Loro lottano infatti soprattutto per i diritti civili, per la parità di genere, per degli ideali che pretendono una applicazione nella vita reale.
Una volta sconfitto l’Isis ora queste donne, insieme ai loro compagni dell’Ypg, devono affrontare i jihadisti di Erdogan. Il sedicente libero esercito siriano promette di tagliare le teste agli atei, esattamente come l’Isis. Ora vi è facile comprendere che non si tratta più di una guerra di confini ma di civiltà. Di concetto stesso di libertà, di dignità dell’essere umano e della mente e del corpo delle donne. Le ragazze del Yjp sono le femministe suffragette del ventunesimo secolo, niente salotti e lotta a colpi di hashtag ma fucile in mano. Danno la vita per una esistenza degna di essere vissuta, libera dalla schiavitù di una religione opprimente che concepisce il maschio come padrone della donna. 

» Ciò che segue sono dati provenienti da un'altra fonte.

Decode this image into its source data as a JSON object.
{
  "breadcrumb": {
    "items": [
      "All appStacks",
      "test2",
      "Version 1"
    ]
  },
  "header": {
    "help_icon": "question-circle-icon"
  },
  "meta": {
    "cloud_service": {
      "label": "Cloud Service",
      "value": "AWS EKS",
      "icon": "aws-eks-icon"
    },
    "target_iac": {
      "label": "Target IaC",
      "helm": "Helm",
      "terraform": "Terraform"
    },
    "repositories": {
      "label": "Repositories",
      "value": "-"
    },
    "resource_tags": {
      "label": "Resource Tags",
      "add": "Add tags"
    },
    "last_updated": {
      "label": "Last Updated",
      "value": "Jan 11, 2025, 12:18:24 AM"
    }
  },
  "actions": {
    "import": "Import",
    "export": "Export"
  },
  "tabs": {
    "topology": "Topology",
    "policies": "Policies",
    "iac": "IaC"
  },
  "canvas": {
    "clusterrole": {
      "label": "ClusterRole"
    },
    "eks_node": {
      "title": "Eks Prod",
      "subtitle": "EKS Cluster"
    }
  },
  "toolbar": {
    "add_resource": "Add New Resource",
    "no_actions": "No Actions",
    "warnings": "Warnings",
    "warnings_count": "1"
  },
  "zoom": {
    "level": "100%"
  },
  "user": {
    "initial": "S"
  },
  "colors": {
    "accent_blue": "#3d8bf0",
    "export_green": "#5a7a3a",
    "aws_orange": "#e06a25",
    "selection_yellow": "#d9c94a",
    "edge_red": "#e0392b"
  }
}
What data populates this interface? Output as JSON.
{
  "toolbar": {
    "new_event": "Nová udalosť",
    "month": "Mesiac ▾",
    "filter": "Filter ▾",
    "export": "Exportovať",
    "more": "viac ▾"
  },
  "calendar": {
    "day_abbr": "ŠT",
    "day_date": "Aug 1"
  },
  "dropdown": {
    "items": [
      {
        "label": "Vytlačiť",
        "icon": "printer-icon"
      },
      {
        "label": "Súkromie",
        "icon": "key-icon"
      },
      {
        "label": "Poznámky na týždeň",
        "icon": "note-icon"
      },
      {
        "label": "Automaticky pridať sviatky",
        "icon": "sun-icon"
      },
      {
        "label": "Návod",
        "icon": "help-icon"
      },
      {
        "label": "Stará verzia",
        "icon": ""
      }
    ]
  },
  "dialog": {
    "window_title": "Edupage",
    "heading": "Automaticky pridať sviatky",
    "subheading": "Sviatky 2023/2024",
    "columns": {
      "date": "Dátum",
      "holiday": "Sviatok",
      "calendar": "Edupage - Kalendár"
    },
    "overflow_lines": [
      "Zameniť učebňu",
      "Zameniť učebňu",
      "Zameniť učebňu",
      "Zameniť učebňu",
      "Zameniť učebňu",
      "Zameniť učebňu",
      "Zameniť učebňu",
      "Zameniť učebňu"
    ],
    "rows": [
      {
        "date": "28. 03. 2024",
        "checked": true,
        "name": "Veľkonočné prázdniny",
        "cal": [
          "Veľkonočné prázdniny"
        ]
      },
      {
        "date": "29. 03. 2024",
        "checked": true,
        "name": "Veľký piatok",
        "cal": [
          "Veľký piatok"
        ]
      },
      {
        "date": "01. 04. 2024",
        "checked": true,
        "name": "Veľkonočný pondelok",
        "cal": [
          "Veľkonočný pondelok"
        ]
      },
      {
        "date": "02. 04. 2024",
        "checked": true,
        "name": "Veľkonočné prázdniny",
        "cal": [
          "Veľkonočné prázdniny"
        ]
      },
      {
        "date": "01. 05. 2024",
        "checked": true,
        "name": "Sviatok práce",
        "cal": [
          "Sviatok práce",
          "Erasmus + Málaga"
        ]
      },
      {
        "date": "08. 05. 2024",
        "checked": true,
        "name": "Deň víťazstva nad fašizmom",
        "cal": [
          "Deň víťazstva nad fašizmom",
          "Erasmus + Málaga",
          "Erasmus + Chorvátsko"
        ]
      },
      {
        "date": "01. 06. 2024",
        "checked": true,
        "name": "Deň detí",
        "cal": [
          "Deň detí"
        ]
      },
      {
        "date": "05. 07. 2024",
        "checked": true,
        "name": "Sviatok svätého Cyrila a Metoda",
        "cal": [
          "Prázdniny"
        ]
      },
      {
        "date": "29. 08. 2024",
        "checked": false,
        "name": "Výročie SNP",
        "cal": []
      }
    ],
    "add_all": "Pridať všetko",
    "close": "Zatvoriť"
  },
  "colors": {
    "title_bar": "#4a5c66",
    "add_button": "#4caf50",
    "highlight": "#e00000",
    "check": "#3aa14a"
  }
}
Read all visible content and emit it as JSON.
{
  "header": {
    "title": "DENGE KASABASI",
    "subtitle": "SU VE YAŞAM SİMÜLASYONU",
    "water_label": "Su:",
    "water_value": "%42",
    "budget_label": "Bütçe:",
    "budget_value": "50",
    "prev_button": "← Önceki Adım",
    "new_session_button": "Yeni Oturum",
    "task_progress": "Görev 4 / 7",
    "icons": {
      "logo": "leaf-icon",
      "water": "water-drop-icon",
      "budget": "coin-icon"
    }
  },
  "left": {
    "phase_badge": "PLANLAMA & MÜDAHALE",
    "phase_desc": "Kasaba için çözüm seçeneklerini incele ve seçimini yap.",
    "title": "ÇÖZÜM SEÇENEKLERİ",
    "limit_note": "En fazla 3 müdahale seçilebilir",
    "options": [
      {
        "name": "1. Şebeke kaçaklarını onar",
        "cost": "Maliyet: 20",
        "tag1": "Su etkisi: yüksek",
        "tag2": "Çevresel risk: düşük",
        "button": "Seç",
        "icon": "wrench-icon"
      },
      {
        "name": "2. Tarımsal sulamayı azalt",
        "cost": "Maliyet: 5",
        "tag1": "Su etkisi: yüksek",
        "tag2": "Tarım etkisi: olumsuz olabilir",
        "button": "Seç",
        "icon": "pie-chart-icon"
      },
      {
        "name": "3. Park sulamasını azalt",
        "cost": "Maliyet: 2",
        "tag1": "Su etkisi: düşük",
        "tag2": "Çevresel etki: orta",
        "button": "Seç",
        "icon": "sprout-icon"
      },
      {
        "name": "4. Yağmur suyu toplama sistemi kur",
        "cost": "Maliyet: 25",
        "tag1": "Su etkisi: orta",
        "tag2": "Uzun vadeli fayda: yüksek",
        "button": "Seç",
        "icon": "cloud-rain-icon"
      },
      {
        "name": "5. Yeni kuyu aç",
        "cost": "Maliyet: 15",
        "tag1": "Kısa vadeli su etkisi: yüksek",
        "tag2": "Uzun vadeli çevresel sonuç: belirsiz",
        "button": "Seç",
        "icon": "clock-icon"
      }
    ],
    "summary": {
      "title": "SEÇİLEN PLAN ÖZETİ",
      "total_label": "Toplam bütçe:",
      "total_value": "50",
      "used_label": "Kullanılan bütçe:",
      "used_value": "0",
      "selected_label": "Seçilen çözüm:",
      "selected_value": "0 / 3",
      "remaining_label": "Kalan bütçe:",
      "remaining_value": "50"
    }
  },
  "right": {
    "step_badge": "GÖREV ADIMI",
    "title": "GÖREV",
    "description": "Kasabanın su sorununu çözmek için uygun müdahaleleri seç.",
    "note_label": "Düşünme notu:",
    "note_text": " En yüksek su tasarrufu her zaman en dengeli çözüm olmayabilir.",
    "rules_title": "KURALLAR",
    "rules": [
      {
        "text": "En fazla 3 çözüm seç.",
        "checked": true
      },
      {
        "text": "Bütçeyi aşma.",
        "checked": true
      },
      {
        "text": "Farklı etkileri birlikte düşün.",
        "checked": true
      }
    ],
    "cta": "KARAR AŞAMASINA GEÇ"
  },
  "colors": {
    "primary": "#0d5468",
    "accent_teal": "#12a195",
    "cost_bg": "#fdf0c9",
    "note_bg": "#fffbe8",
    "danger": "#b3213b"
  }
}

Dobbiamo stare con loro. Dalla loro parte. Il loro femminismo è il nostro. Sostenerle anche economicamente, perché la loro vittoria al fronte, il loro sogno di un Kurdistan libero, è anche la nostra rivoluzione, da un maschilismo di cui neppure in Occidente siamo del tutto immuni. 
Erdogan vuole sterminare i curdi e le curde per i valori che questi portano con se. Nulla è più pericoloso di un’idea, nulla è più contagioso di una donna libera in una regione dove le donne valgono la metà degli uomini. Non si tratta solo di confini e di Kurdistan, ma di idee, di visioni opposte del mondo.